Mówił to wprost. Tylko w poddaniu się schematowi człowiek odnajduje własną drogę. Jeśli tak, to jego życie i jego twórczość wpisują się w dobrze rozpoznane ścieżki, a jednocześnie – jak na wyraz wolności przystało – są swoiste, nie do oddzielenia od osoby, która schemat przyjęła.

Początkiem nawrócenia miało być zetknięcie się ze sztuką współczesną – jej przemyślenie, przetrawienie i wreszcie przezwyciężenie.

A więc droga Nowosielskiego-artysty była swoista. Sam podkreślał, że wychowanie wśród ikon i pod kierunkiem prawosławnego ojca wcale nie otworzyło go na tę rzeczywistość, do której przywiązał się w dojrzałym życiu.
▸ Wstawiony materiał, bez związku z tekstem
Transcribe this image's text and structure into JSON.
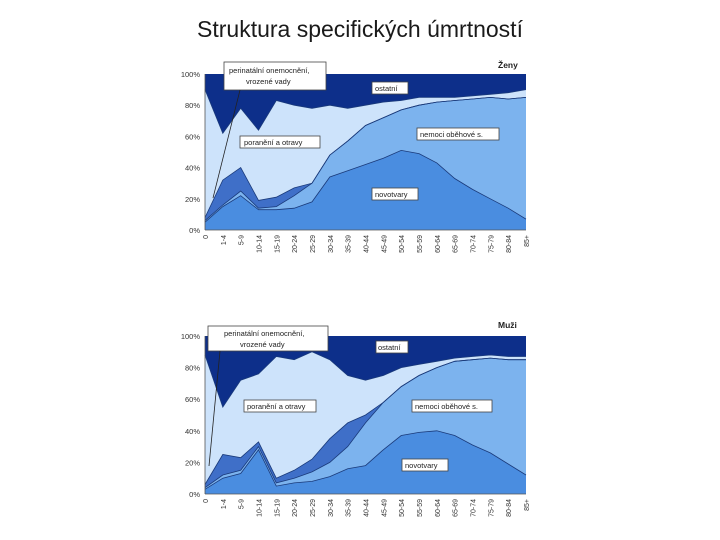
{
  "slide": {
    "title": "Struktura specifických úmrtností"
  },
  "colors": {
    "perinatal": "#0d2f8a",
    "injuries": "#3f6fc8",
    "ostatni": "#cde3fb",
    "cardio": "#7cb3ee",
    "tumors": "#4a8de0",
    "line": "#1a3a7a"
  },
  "chart_data": [
    {
      "type": "area",
      "title": "Ženy",
      "categories": [
        "0",
        "1-4",
        "5-9",
        "10-14",
        "15-19",
        "20-24",
        "25-29",
        "30-34",
        "35-39",
        "40-44",
        "45-49",
        "50-54",
        "55-59",
        "60-64",
        "65-69",
        "70-74",
        "75-79",
        "80-84",
        "85+"
      ],
      "yticks": [
        "0%",
        "20%",
        "40%",
        "60%",
        "80%",
        "100%"
      ],
      "ylim": [
        0,
        100
      ],
      "series": [
        {
          "name": "novotvary",
          "values": [
            5,
            15,
            22,
            13,
            13,
            14,
            18,
            34,
            38,
            42,
            46,
            51,
            49,
            43,
            33,
            26,
            20,
            14,
            7
          ]
        },
        {
          "name": "nemoci oběhové s.",
          "values": [
            6,
            16,
            25,
            14,
            15,
            22,
            30,
            48,
            57,
            67,
            72,
            77,
            80,
            82,
            83,
            84,
            85,
            84,
            85
          ]
        },
        {
          "name": "poranění a otravy",
          "values": [
            8,
            32,
            40,
            19,
            21,
            27,
            30,
            48,
            57,
            67,
            72,
            77,
            80,
            82,
            83,
            84,
            85,
            84,
            85
          ]
        },
        {
          "name": "ostatní",
          "values": [
            90,
            62,
            78,
            64,
            83,
            80,
            78,
            80,
            78,
            80,
            82,
            83,
            85,
            85,
            85,
            86,
            87,
            88,
            90
          ]
        },
        {
          "name": "perinatální onemocnění, vrozené vady",
          "values": [
            100,
            100,
            100,
            100,
            100,
            100,
            100,
            100,
            100,
            100,
            100,
            100,
            100,
            100,
            100,
            100,
            100,
            100,
            100
          ]
        }
      ],
      "annotations": [
        "perinatální onemocnění,",
        "vrozené vady",
        "ostatní",
        "nemoci oběhové s.",
        "poranění a otravy",
        "novotvary"
      ]
    },
    {
      "type": "area",
      "title": "Muži",
      "categories": [
        "0",
        "1-4",
        "5-9",
        "10-14",
        "15-19",
        "20-24",
        "25-29",
        "30-34",
        "35-39",
        "40-44",
        "45-49",
        "50-54",
        "55-59",
        "60-64",
        "65-69",
        "70-74",
        "75-79",
        "80-84",
        "85+"
      ],
      "yticks": [
        "0%",
        "20%",
        "40%",
        "60%",
        "80%",
        "100%"
      ],
      "ylim": [
        0,
        100
      ],
      "series": [
        {
          "name": "novotvary",
          "values": [
            3,
            10,
            13,
            28,
            5,
            7,
            8,
            11,
            16,
            18,
            28,
            37,
            39,
            40,
            37,
            31,
            26,
            19,
            12
          ]
        },
        {
          "name": "nemoci oběhové s.",
          "values": [
            4,
            12,
            15,
            30,
            7,
            10,
            14,
            20,
            30,
            45,
            58,
            68,
            75,
            80,
            84,
            85,
            86,
            85,
            85
          ]
        },
        {
          "name": "poranění a otravy",
          "values": [
            6,
            25,
            23,
            33,
            10,
            15,
            22,
            35,
            45,
            50,
            58,
            68,
            75,
            80,
            84,
            85,
            86,
            85,
            85
          ]
        },
        {
          "name": "ostatní",
          "values": [
            88,
            55,
            72,
            76,
            87,
            85,
            90,
            85,
            75,
            72,
            75,
            80,
            82,
            84,
            86,
            87,
            88,
            87,
            87
          ]
        },
        {
          "name": "perinatální onemocnění, vrozené vady",
          "values": [
            100,
            100,
            100,
            100,
            100,
            100,
            100,
            100,
            100,
            100,
            100,
            100,
            100,
            100,
            100,
            100,
            100,
            100,
            100
          ]
        }
      ],
      "annotations": [
        "perinatální onemocnění,",
        "vrozené vady",
        "ostatní",
        "poranění a otravy",
        "nemoci oběhové s.",
        "novotvary"
      ]
    }
  ]
}
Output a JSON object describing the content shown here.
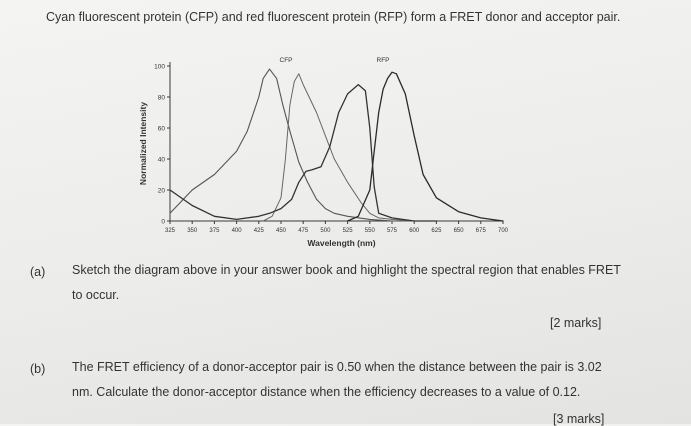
{
  "intro_text": "Cyan fluorescent protein (CFP) and red fluorescent protein (RFP) form a FRET donor and acceptor pair.",
  "chart_data": {
    "type": "line",
    "xlabel": "Wavelength (nm)",
    "ylabel": "Normalized Intensity",
    "xlim": [
      325,
      700
    ],
    "ylim": [
      0,
      100
    ],
    "xticks": [
      325,
      350,
      375,
      400,
      425,
      450,
      475,
      500,
      525,
      550,
      575,
      600,
      625,
      650,
      675,
      700
    ],
    "yticks": [
      0,
      20,
      40,
      60,
      80,
      100
    ],
    "annotations": [
      "CFP",
      "RFP"
    ],
    "series": [
      {
        "x": [
          325,
          350,
          375,
          400,
          412,
          425,
          430,
          437,
          445,
          452,
          460,
          470,
          480,
          490,
          500,
          510,
          525,
          550,
          575,
          600,
          625
        ],
        "y": [
          5,
          20,
          30,
          45,
          58,
          80,
          92,
          98,
          92,
          75,
          58,
          38,
          25,
          14,
          8,
          5,
          3,
          1,
          0,
          0,
          0
        ]
      },
      {
        "x": [
          430,
          440,
          450,
          455,
          460,
          465,
          470,
          475,
          480,
          490,
          500,
          510,
          525,
          540,
          550,
          560,
          575,
          600,
          625
        ],
        "y": [
          0,
          3,
          15,
          40,
          75,
          90,
          95,
          88,
          82,
          70,
          55,
          40,
          25,
          12,
          5,
          2,
          1,
          0,
          0
        ]
      },
      {
        "x": [
          325,
          350,
          375,
          400,
          425,
          437,
          450,
          462,
          470,
          478,
          485,
          495,
          505,
          515,
          525,
          537,
          545,
          550,
          555,
          560,
          575,
          600,
          625
        ],
        "y": [
          20,
          10,
          3,
          1,
          3,
          5,
          8,
          14,
          25,
          32,
          33,
          35,
          48,
          70,
          82,
          88,
          84,
          60,
          22,
          5,
          2,
          0,
          0
        ]
      },
      {
        "x": [
          525,
          537,
          550,
          555,
          560,
          565,
          570,
          575,
          580,
          590,
          600,
          610,
          625,
          650,
          675,
          700
        ],
        "y": [
          0,
          3,
          20,
          45,
          70,
          85,
          92,
          96,
          95,
          82,
          55,
          30,
          15,
          6,
          2,
          0
        ]
      }
    ]
  },
  "part_a": {
    "label": "(a)",
    "line1": "Sketch the diagram above in your answer book and highlight the spectral region that enables FRET",
    "line2": "to occur.",
    "marks": "[2 marks]"
  },
  "part_b": {
    "label": "(b)",
    "line1": "The FRET efficiency of a donor-acceptor pair is 0.50 when the distance between the pair is 3.02",
    "line2": "nm. Calculate the donor-acceptor distance when the efficiency decreases to a value of 0.12.",
    "marks": "[3 marks]"
  }
}
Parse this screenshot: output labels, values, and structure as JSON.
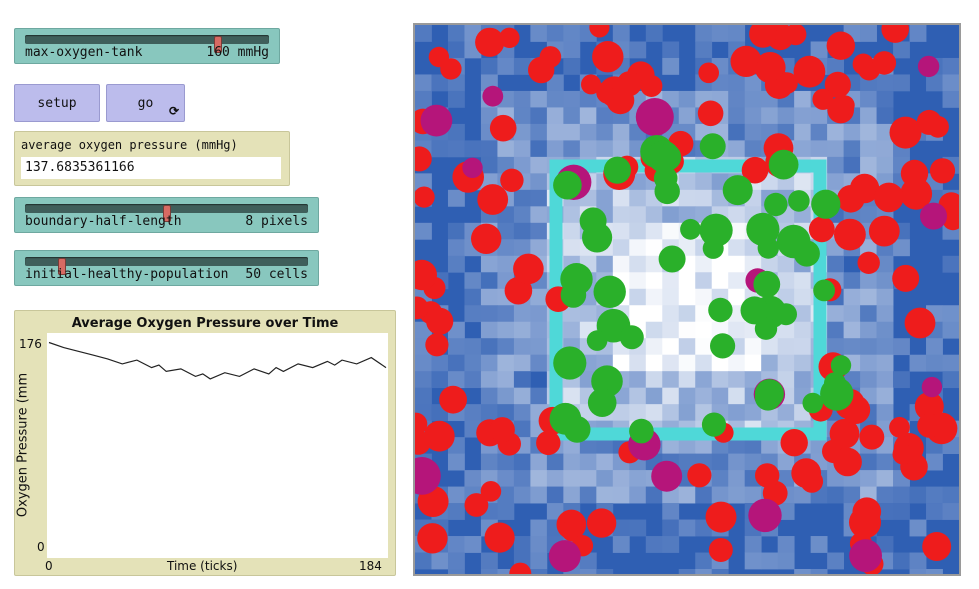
{
  "sliders": {
    "max_oxygen_tank": {
      "label": "max-oxygen-tank",
      "value": "160 mmHg",
      "fraction": 0.79
    },
    "boundary_half_length": {
      "label": "boundary-half-length",
      "value": "8 pixels",
      "fraction": 0.5
    },
    "initial_healthy_population": {
      "label": "initial-healthy-population",
      "value": "50 cells",
      "fraction": 0.13
    }
  },
  "buttons": {
    "setup": "setup",
    "go": "go",
    "go_forever_icon": "forever-loop-icon"
  },
  "monitor": {
    "label": "average oxygen pressure (mmHg)",
    "value": "137.6835361166"
  },
  "plot": {
    "title": "Average Oxygen Pressure over Time",
    "ylabel": "Oxygen Pressure (mm",
    "xlabel": "Time (ticks)",
    "y_max_label": "176",
    "y_min_label": "0",
    "x_min_label": "0",
    "x_max_label": "184"
  },
  "chart_data": {
    "type": "line",
    "title": "Average Oxygen Pressure over Time",
    "xlabel": "Time (ticks)",
    "ylabel": "Oxygen Pressure (mm",
    "xlim": [
      0,
      184
    ],
    "ylim": [
      0,
      176
    ],
    "x": [
      0,
      8,
      16,
      24,
      32,
      40,
      48,
      56,
      60,
      64,
      72,
      80,
      84,
      88,
      96,
      104,
      112,
      120,
      124,
      128,
      136,
      144,
      152,
      156,
      160,
      168,
      176,
      184
    ],
    "values": [
      170,
      166,
      163,
      160,
      157,
      153,
      156,
      150,
      152,
      147,
      149,
      143,
      145,
      141,
      146,
      143,
      149,
      145,
      150,
      147,
      153,
      150,
      155,
      152,
      156,
      153,
      158,
      150
    ]
  },
  "world": {
    "colors": {
      "background": "#2f5fb3",
      "boundary": "#4fd8d8",
      "healthy_cell": "#2ab02a",
      "tumor_cell": "#ee1c1c",
      "dying_cell": "#b5157a"
    }
  }
}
Początkiem nawrócenia miało być zetknięcie się ze sztuką współczesną – jej przemyślenie, przetrawienie i wreszcie przezwyciężenie. Przede wszystkim surrealizm, który dla Nowosielskiego był m.in. otwarciem na inne doświadczenie czasu.

W tradycyjnie rozumianej ikonie perspektywa jest odwrócona. To nie jest znana nam perspektywa zbieżna, która kieruje widza w głąb obrazu, a zarazem ustanawia obserwatora centrum, głównym porządkującym oglądaną rzeczywistość. Na ikonach perspektywa się nie zbiega, ale raczej „rozbiega”, rozchodzi i otwiera na wieczność.

22 nowosi reed

Jerzy Nowosielski, Abstrakcja w czerwieniach, 1995, źródło: www.agraart.pl

Odwrotność przestrzeni jest także odwrotnością czasu. Tak odwrócony czas opisuje w Ikonostasie Paweł Floreński. Doświadczenie sakralnego czasu jest przeciwieństwem tego doświadczenia, z którym mamy do czynienia w życiu codziennym i bardziej przypomina tę percepcję czasu, której doznajemy w czasie snu. Przykład z Floreńskiego. Wyobraźmy sobie sen, który jest spójną opowieścią, łańcuchem przyczyn i skutków. Końcowym momentem snu, do którego prowadziła spójnie logiczna historia, jest nasza śmierć na szafocie.

A zatem jesteśmy na tym szafocie i spada na nas ostrze gilotyny. Budzimy się w tym momencie i okazuje się, że oto spadła na nas rama łóżka. Tak więc chociaż senną historię przeżywaliśmy po świecku, od początku do końca, to jednak ułożona została zupełnie inaczej, od końca.

To odwrócenie, inne doświadczenie czasu i przestrzeni, jest istotą dojrzałego malarstwa Nowosielskiego. Jego ziemskie życie dobiegło końca. Zobaczył początek.